ちよ文庫

詩、掌の小説

「羽根の抜ける頃に」前


f:id:chiyo-1215:20200624203927j:image

 

 

𓄿

 

 

 

「なんで自殺しちゃいけないのかな?」

 

 スマホを横向きに構えソシャゲに興じながらとんでもないことを安々と聞いてくるこの男、柿之木 鶉は小学校以来の付き合いだ。

 

 もっとも、いきなり突飛な話をしてくるから昔からサッパリ読めない。

 

 「............おまえ、何か悩みでもあるのか?俺でよかったら聞くぞ。」

 

 「ちがうちがう。心も体も健康だ。安心しろ、大往生して畳の上でこの世を去る予定だよ。」

 

 「じゃあいきなりなんだよ。朝から不謹慎な話しやがって。
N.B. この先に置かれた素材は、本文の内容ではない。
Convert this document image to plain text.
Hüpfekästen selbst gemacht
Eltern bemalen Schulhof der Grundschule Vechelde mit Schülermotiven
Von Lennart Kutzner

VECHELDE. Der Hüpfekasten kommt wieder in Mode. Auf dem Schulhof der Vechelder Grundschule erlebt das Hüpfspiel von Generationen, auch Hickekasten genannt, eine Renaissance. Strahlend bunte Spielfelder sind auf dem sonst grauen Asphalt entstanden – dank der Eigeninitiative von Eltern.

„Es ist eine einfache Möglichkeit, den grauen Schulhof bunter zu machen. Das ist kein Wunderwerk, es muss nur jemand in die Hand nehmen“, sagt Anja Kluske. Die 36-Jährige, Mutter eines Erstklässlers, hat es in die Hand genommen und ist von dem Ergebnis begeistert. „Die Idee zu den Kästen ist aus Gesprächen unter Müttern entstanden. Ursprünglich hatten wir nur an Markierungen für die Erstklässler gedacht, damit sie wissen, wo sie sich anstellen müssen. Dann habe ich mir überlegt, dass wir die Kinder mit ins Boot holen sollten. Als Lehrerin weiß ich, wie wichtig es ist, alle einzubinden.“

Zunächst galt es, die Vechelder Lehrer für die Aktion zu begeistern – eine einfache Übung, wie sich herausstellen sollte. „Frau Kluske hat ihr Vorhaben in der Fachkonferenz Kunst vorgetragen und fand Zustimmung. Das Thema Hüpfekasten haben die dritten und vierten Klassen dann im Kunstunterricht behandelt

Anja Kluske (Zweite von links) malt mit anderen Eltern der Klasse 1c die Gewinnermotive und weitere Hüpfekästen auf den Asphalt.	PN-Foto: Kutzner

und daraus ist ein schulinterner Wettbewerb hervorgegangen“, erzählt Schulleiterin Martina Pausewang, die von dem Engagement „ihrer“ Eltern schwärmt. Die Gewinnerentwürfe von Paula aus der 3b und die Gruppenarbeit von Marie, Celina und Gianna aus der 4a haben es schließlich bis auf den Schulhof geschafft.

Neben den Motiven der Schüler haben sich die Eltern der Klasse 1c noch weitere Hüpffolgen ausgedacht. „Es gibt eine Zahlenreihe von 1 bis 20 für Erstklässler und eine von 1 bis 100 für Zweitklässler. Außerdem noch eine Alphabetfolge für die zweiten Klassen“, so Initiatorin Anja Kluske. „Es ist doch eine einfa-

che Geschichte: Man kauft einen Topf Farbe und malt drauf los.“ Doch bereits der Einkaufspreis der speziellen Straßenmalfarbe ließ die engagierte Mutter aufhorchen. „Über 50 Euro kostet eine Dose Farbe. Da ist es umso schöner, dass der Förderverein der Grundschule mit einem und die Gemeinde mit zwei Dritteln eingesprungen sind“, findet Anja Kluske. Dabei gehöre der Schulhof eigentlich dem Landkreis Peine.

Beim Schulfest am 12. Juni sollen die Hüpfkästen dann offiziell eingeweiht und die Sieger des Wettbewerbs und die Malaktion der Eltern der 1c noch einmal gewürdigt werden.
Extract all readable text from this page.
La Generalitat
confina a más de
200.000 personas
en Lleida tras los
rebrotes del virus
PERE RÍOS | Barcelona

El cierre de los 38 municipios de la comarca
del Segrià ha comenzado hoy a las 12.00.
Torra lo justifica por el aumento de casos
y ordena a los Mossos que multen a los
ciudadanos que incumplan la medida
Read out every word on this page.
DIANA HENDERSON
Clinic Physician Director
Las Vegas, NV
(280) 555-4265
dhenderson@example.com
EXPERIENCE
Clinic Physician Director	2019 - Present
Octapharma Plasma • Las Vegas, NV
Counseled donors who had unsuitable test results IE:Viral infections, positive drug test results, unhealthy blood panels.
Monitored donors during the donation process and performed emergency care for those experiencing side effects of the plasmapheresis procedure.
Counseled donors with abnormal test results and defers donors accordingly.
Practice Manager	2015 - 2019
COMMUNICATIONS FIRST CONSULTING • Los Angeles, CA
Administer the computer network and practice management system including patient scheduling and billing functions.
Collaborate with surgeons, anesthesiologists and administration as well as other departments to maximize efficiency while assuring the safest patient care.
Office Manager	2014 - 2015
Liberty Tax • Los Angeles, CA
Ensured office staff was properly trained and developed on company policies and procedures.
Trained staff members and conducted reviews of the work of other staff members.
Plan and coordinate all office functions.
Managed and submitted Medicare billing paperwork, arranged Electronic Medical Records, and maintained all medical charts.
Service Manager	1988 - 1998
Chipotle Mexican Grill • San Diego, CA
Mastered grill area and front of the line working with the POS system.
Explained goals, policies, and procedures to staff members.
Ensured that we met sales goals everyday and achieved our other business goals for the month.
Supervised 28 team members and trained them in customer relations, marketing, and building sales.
」

 

 「俺は大真面目で言ってんの!鷹臣もちょっとくらい考えてみろよ、なんで一般的には自殺しちゃいけないんだと思う?」

 

 試しに目の前にいる友人が自殺したと仮定して考えてみた。

 

 「俺が1人で昼飯を食べることになるな。あと代返するやつがいなくなる。」

 

  「誰に当てはめてんだよ。だからそういう事じゃなくてさ、個人単位じゃなくて世間一般に「自殺しちゃいけない」って考えられてる理由だよ。」

 

 「ふーん、また小難しいこと考えてるな。」

 

 「だってイマイチ納得できねえもん。俺が求めてる答えは「誰かが不利益を被るから」とか「周りの人が悲しむから」とか、そういう事じゃないんだよ。もっと本質的な話。」

 

 鶉は要領よく人付き合いに長けていて、教授たちからもお気に入り扱いされるほどの優等生だ。

 

 ただ一度知的好奇心が騒ぐと言い出したら自分が腑に落ちるまで言うことを聞かないところがある。今がまさにそれだ。

 

 そしてこういう時は大抵ろくでもない事を考えている。

 

 「そりゃあ俺だって幼なじみに聞いただけで納得のいくアンサーが返ってくるなんて思ってもないよ。」

 

 「贅沢言わずに納得してもらいたかったな。あと2分で講義だぞ。」

 

 「だからさ、困ってる幼なじみの為にちょっ〜とだけ頼まれてくれないかな?」

 

 

  .................ほら、始まった。

 

  どうやら長年で培った勘は外れてくれなかったみたいだ。俺はひとまず90分の面白くもないトークショーを聞くためにノートを開いた。

 

 

 

𓅪

 

 

 

 首尾は上々だ。

 

 鷹臣は面倒くさがりだがいざという時はノリのいいやつだから嫌いじゃない。なんやかんやで今回も引き受けてくれた。

 

 あとは時間を待つだけだ。

 

 現在は21時45分。あともう少しで..........。

 

 すると、鉄扉が勢いよく開けられる音が聞こえた。コンクリートに響く足音は2人分だった。

 

 「柿之木 鶉くんだね?」

 

 「................はい。」

 

 「無事でよかった......................お友達から通報が入って君をずっと探してたんだ。とりあえず移動しようか。」

 

 俺は2人のお巡りさんに挟まれて大人しくパトカーに乗せられた。